Streit um Stromnetze spitzt sich zu - Brüssel verspricht Lösung
Den Gegnern der radikalen Trennung von Energieproduktion und Netzbetrieb steht nach Angaben aus Brüssel eine ähnlich große Staatengruppe von Befürwortern um Großbritannien und Spanien gegenüber. Diese Länder haben der Kommission nach Angaben des Piebalgs-Sprechers geschrieben, um sie in ihrer Haltung zu bestärken.

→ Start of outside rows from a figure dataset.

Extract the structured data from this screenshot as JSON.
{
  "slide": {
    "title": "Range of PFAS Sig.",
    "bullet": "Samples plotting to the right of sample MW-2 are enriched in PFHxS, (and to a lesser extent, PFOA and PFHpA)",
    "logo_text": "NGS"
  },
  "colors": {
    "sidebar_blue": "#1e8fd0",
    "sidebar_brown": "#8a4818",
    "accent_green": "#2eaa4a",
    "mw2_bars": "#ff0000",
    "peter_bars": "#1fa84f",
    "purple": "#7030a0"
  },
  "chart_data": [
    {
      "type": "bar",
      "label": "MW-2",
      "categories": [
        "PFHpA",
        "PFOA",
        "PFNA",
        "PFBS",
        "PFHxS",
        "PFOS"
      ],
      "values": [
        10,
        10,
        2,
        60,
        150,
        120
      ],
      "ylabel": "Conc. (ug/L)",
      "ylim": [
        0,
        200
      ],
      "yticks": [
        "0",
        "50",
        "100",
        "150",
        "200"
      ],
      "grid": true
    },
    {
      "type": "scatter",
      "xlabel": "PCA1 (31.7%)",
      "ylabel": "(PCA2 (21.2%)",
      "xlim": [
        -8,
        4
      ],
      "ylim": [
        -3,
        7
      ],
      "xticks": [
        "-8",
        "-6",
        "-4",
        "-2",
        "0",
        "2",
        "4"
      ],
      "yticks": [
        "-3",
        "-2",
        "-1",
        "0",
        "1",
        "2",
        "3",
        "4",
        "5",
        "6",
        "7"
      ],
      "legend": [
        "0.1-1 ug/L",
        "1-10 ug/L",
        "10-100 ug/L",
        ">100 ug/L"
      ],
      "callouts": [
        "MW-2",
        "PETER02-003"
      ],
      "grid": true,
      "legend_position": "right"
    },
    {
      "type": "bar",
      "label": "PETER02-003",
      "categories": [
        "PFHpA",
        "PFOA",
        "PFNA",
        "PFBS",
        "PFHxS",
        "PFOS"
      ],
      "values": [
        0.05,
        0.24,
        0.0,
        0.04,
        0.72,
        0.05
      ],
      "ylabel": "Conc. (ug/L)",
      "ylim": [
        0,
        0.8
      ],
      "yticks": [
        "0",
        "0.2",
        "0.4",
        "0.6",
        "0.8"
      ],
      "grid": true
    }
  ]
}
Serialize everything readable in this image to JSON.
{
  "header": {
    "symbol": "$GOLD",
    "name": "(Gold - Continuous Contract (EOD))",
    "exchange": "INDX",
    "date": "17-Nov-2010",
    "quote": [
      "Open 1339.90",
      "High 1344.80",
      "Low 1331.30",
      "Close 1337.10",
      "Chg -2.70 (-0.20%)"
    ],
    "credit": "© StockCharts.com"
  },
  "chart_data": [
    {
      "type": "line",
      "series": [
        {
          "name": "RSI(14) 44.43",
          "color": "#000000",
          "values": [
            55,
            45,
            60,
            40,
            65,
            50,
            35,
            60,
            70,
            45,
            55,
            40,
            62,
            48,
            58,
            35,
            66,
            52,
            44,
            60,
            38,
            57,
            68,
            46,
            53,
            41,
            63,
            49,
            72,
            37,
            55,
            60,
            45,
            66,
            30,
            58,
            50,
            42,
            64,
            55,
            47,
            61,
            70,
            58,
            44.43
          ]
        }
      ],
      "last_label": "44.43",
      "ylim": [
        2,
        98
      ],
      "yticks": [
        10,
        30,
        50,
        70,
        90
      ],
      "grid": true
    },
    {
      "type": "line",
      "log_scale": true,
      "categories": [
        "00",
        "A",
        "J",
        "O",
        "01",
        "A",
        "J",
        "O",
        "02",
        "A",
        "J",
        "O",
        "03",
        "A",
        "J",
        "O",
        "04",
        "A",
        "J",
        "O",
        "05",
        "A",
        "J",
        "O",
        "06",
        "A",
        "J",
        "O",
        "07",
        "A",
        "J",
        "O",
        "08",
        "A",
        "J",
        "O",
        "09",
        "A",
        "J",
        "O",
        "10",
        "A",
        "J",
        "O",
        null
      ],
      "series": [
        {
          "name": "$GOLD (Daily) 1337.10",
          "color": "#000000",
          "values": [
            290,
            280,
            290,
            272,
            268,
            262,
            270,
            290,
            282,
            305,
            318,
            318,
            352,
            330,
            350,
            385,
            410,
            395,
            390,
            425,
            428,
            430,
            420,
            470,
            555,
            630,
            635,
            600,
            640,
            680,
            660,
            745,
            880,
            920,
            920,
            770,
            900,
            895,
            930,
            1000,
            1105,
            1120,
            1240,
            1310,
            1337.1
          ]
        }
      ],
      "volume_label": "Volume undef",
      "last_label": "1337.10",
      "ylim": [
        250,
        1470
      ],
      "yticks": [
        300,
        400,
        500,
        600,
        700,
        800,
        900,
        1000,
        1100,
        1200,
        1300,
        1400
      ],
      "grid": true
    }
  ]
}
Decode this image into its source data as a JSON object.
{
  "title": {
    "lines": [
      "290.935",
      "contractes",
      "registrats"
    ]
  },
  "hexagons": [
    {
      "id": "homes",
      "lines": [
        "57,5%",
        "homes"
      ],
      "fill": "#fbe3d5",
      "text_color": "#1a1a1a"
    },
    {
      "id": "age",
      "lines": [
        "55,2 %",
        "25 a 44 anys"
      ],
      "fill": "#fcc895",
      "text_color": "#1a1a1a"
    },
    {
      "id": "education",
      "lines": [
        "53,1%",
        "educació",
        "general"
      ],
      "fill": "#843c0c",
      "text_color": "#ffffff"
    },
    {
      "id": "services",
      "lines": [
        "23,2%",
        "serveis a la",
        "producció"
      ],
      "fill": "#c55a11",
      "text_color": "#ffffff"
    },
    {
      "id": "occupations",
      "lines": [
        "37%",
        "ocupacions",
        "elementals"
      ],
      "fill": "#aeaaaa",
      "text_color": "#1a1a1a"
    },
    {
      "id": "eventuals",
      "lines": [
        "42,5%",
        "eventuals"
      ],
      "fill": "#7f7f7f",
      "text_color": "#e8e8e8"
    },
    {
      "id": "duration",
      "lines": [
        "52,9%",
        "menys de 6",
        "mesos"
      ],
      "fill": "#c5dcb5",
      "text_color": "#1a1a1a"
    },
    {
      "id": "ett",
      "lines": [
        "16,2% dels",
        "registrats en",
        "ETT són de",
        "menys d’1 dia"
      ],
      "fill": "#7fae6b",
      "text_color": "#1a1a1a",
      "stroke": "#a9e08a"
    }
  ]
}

Dort sind die Netze nicht in den Händen der Gas- und Stromunternehmen. "Wir halten das für eine gute Option zur Öffnung der Märkte", bekräftigte Piebalgs’ Sprecher Ferran Tarradellas.
Große Versorgungsunternehmen wie E.ON, RWE oder der französische EdF-Konzern wollen ihren Netzbetrieb aber behalten. Die Branche in Deutschland argumentiert, die Kunden könnten durchaus ihre Anbieter frei wählen und sie täten dies auch. Piebalgs möchte mit seinem Gesetzentwurf auch die Rechte der Kunden stärken, ihr Informationsrecht verbessern und für mehr Entscheidungsbefugnisse und Unabhängigkeit der Regulierungsbehörden sorgen. Konkrete Vorschläge will die Kommission am 19. September präsentieren.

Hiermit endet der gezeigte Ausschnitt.